The following review is courtesy of www.artthreat.net.
"Lakay is an intense and jarring album that is equal parts political critique and cultural celebration. Vox rhymes almost entirely in Creole and his arrows carry messages aimed at his Haitian countrymen both at home and abroad. That is not to say however that this album is off limits to the masses-Vox’s themes are easy enough to pick up on and his mike skills shine through in any language. Not to mention the fact that the multilingual members of the Montreal-based collective Nomadic Massive have his back on a number of tracks. "The Boat" tells the story of a man fleeing Haiti on a ship bound for Miami—an occurrence more common than CNN would have us believe.

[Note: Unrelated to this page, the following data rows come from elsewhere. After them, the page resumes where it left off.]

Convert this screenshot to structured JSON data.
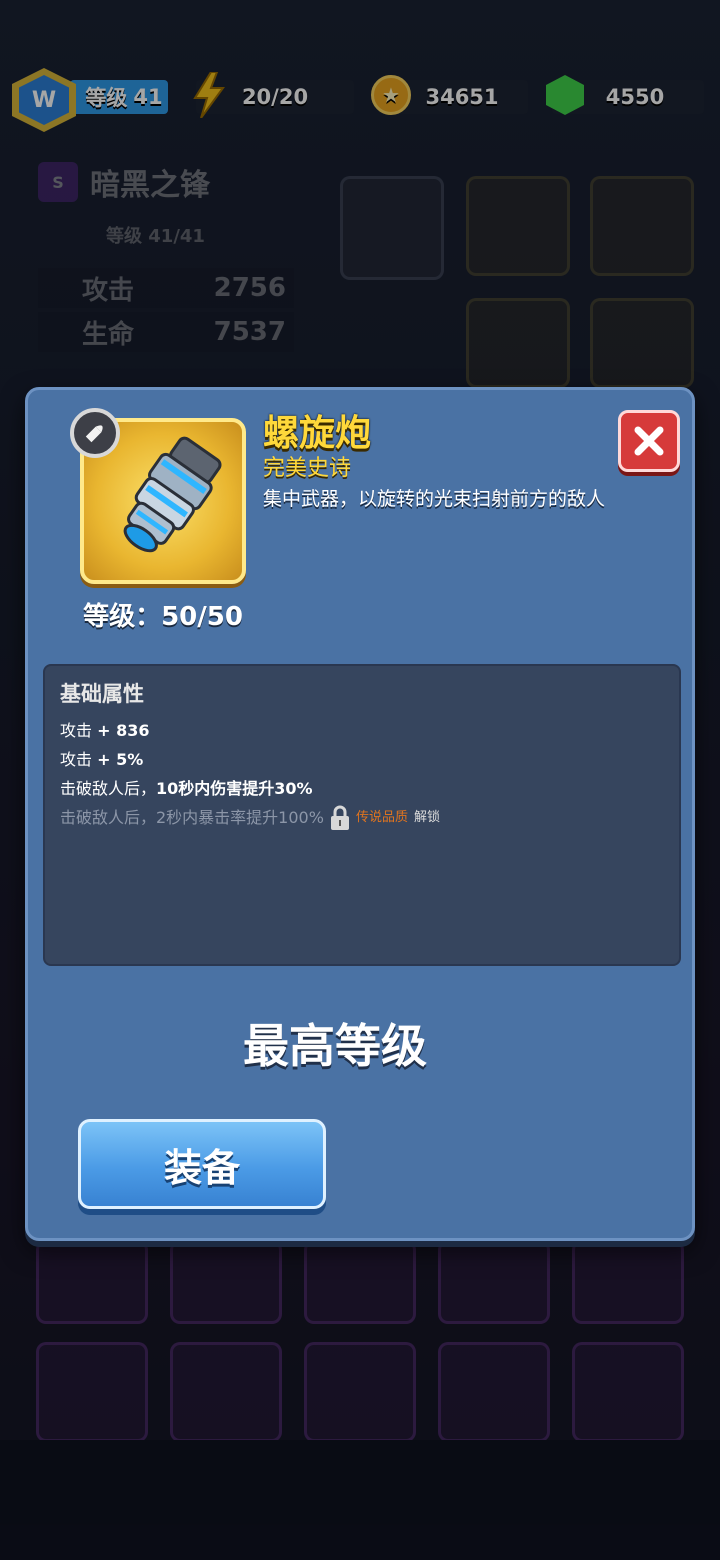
{
  "topbar": {
    "player_level_label": "等级",
    "player_level_value": "41",
    "energy": "20/20",
    "coins": "34651",
    "gems": "4550"
  },
  "hero": {
    "name": "暗黑之锋",
    "level": "等级 41/41",
    "attack_label": "攻击",
    "attack_value": "2756",
    "hp_label": "生命",
    "hp_value": "7537"
  },
  "dialog": {
    "item_name": "螺旋炮",
    "rarity": "完美史诗",
    "description": "集中武器，以旋转的光束扫射前方的敌人",
    "level_text": "等级：50/50",
    "attributes_title": "基础属性",
    "attributes": [
      {
        "label": "攻击 ",
        "value": "+ 836"
      },
      {
        "label": "攻击 ",
        "value": "+ 5%"
      },
      {
        "label": "击破敌人后，",
        "value": "10秒内伤害提升30%"
      }
    ],
    "locked_attribute": {
      "text": "击破敌人后，2秒内暴击率提升100%",
      "requirement": "传说品质",
      "unlock_label": "解锁"
    },
    "max_level_text": "最高等级",
    "equip_label": "装备"
  },
  "colors": {
    "dialog_bg": "#4a72a4",
    "rarity_gold": "#ffd83a",
    "close_red": "#d63a3a",
    "equip_blue": "#4b9be6",
    "legend_orange": "#e0741f"
  },
  "icons": [
    "level-badge-icon",
    "energy-icon",
    "coin-icon",
    "gem-icon",
    "bullet-type-icon",
    "close-icon",
    "lock-icon",
    "spiral-cannon-icon"
  ]
}
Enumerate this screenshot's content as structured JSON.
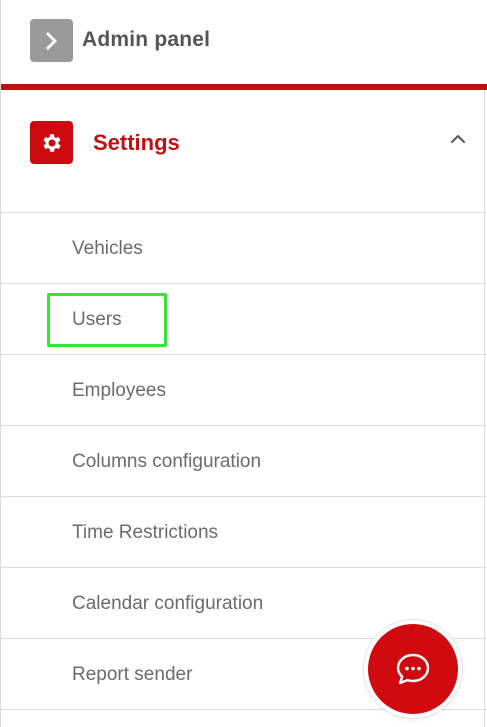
{
  "header": {
    "title": "Admin panel",
    "toggle_icon": "chevron-right-icon"
  },
  "section": {
    "title": "Settings",
    "icon": "gear-icon",
    "chevron": "chevron-up-icon",
    "accent_color": "#c20f12"
  },
  "menu": {
    "items": [
      {
        "label": "Vehicles"
      },
      {
        "label": "Users"
      },
      {
        "label": "Employees"
      },
      {
        "label": "Columns configuration"
      },
      {
        "label": "Time Restrictions"
      },
      {
        "label": "Calendar configuration"
      },
      {
        "label": "Report sender"
      }
    ],
    "highlighted": "Users"
  },
  "chat": {
    "icon": "chat-bubble-icon"
  }
}
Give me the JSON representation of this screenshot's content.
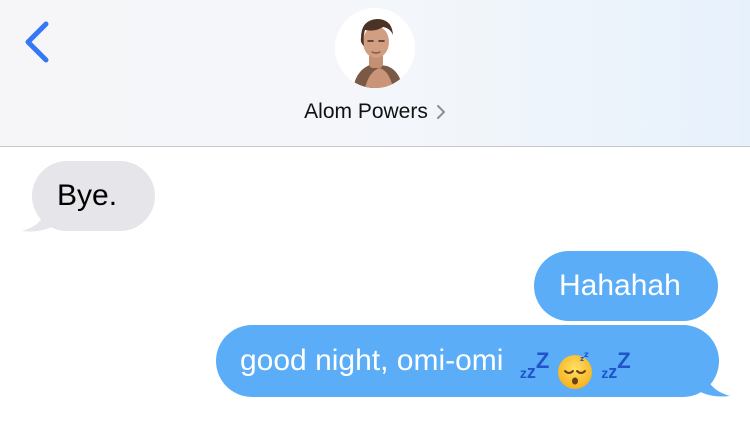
{
  "header": {
    "contact_name": "Alom Powers",
    "back_icon": "chevron-left-icon",
    "detail_icon": "chevron-right-icon",
    "accent_color": "#3478f6"
  },
  "messages": [
    {
      "direction": "incoming",
      "text": "Bye."
    },
    {
      "direction": "outgoing",
      "text": "Hahahah"
    },
    {
      "direction": "outgoing",
      "text": "good night, omi-omi",
      "emoji": [
        "zzz",
        "sleeping-face",
        "zzz"
      ]
    }
  ],
  "colors": {
    "incoming_bubble": "#e5e5ea",
    "outgoing_bubble": "#5aadf6"
  }
}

The best example of Vox’s lyrical dexterity is ‘Neg Chante’ which is produced by Nomadic’s Lou Piensa. The syncopated beat, minimalist baseline and Vox’s off-kilter delivery lend the song a sense of urgency while the chorus provides a cathartic release. The track is also embedded with samples of broadcasts made by Jean Dominique the populist Haitian radio host who was assassinated in 2003. Ultimately, ‘Neg Chante’ is about dancing in the face of oppression and not becoming consumed by political disenchantment.

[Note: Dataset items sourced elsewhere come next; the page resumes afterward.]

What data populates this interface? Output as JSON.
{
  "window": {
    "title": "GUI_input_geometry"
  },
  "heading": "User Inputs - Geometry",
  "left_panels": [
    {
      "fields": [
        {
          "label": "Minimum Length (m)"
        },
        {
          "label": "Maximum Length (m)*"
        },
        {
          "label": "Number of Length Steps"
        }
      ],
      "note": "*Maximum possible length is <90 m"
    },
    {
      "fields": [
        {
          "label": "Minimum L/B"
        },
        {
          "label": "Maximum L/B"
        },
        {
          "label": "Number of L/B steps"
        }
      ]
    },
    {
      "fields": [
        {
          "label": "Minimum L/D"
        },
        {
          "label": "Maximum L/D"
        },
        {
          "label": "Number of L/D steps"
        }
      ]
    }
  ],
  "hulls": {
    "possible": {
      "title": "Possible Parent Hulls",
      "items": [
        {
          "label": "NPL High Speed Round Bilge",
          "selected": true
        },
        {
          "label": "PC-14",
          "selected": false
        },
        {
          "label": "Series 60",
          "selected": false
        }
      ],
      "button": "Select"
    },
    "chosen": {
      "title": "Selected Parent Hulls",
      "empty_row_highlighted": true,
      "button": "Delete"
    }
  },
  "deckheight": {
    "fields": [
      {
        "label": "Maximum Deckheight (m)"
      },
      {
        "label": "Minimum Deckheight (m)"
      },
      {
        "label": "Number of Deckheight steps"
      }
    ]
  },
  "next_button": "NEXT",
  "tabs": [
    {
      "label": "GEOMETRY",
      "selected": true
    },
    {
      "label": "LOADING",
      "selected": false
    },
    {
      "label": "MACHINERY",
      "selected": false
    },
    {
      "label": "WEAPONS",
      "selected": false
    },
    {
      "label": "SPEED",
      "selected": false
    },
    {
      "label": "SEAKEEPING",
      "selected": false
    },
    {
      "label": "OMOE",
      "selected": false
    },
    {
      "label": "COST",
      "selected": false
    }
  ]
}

On ‘Bato’ (The Boat), based partly on the experiences of two of his brothers who claimed refugee status in the U.S., Paul plunges the listener into the life of a man who flees the country illegally on a ship destined for Miami. According to Vox this is occurring much more often than CNN would have us believe. Instead of simply pointing his finger at the government Vox questions what the Haitian community can do to counter the lack of hope felt by the country’s disenfranchised. ‘Bato’ stands out on the album because Vox doesn’t stick to a strict formula of a specific number of bars per verse. Instead, the narrative takes precedence over song structure resulting in a chilling tale that is highly cinematic.

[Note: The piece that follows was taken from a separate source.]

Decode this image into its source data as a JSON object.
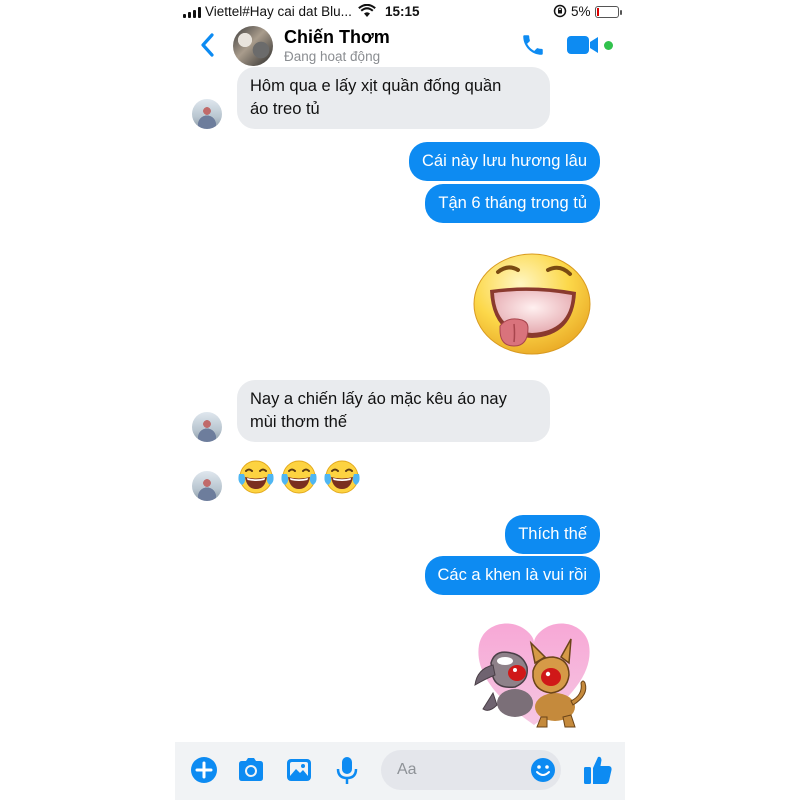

On ‘Idantite’ which features Sara Renelik, Vox targets Haitians in the diaspora who are proud to represent but at the same time harbor prejudices against their own. Although this is a moving song it also illustrates one of the drawbacks of Lakay: at certain points Vox comes off as if he is preaching to second-generation Haitians in North America and chastising them for disassociating themselves from their culture. There will also probably be some heads who have seen Vox spit fire live and are wondering why he didn’t add a bit more Dancehall flavor to his debut. Despite these minor glitches Vox has succeeded in crafting a unique solo album that is audacious, introspective and very difficult to ignore. Let the home-schooling begin."